Why should I have to feel guilty? Another part of me protested. Why don’t “they” just have fewer kids, I thought angrily. When is the government going to get its act together? Why don’t all these privileged people in the store get together and do something? I fumed silently.

Of course, the truth is that I fled that society, in large part because I felt disillusioned and overwhelmed. I was convinced that things would never change.

And I have been, for the most part, no more than a passive, albeit grateful and appreciative, participant in this, my adopted society’s affirmation of individual dignity. Government programs such as minimum wage, EEOC, OSHA, 40-hour work week, unemployment benefits are, to me, just that.

I often feel lost, ineffective; I have no idea how to go about being an active part of the solution in either of the places I call home.
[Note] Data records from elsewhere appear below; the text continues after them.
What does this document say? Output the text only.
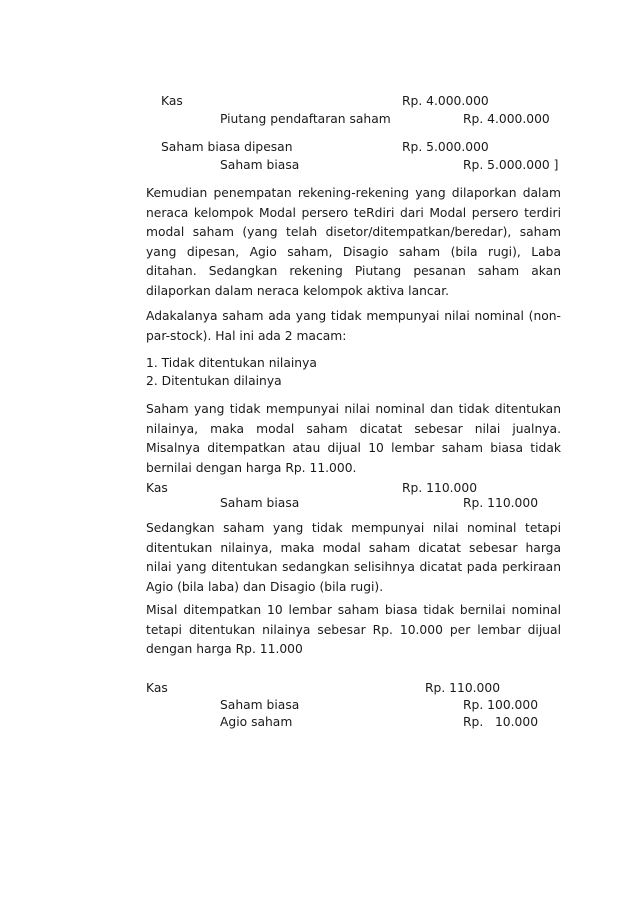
Kas	Rp. 4.000.000
Piutang pendaftaran saham	Rp. 4.000.000
Saham biasa dipesan	Rp. 5.000.000
Saham biasa	Rp. 5.000.000 ]

Kemudian penempatan rekening-rekening yang dilaporkan dalam neraca kelompok Modal persero teRdiri dari Modal persero terdiri modal saham (yang telah disetor/ditempatkan/beredar), saham yang dipesan, Agio saham, Disagio saham (bila rugi), Laba ditahan. Sedangkan rekening Piutang pesanan saham akan dilaporkan dalam neraca kelompok aktiva lancar.

Adakalanya saham ada yang tidak mempunyai nilai nominal (non-par-stock). Hal ini ada 2 macam:

1. Tidak ditentukan nilainya
2. Ditentukan dilainya

Saham yang tidak mempunyai nilai nominal dan tidak ditentukan nilainya, maka modal saham dicatat sebesar nilai jualnya. Misalnya ditempatkan atau dijual 10 lembar saham biasa tidak bernilai dengan harga Rp. 11.000.

Kas	Rp. 110.000
Saham biasa	Rp. 110.000

Sedangkan saham yang tidak mempunyai nilai nominal tetapi ditentukan nilainya, maka modal saham dicatat sebesar harga nilai yang ditentukan sedangkan selisihnya dicatat pada perkiraan Agio (bila laba) dan Disagio (bila rugi).

Misal ditempatkan 10 lembar saham biasa tidak bernilai nominal tetapi ditentukan nilainya sebesar Rp. 10.000 per lembar dijual dengan harga Rp. 11.000

Kas	Rp. 110.000
Saham biasa	Rp. 100.000
Agio saham	Rp.   10.000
After a lifetime of trying to square this circle, what I know is this. I want to live in a society that ensures individual dignity by providing everyone with the opportunity to earn a living. And, for those who cannot, one that provides a safety net as a matter of policy rather than as an “entitlement program”, or largesse or noblesse oblige. That is what affirmation of the inherent dignity of each person means to me.

We can give by coming together to create a society where people have the means -- and the imperative -- to provide for themselves. We can give through taxes that knit a safety net for those who cannot.

To me, only that giving makes sense which moves us closer to making the need for continued giving obsolete. All else is duct tape.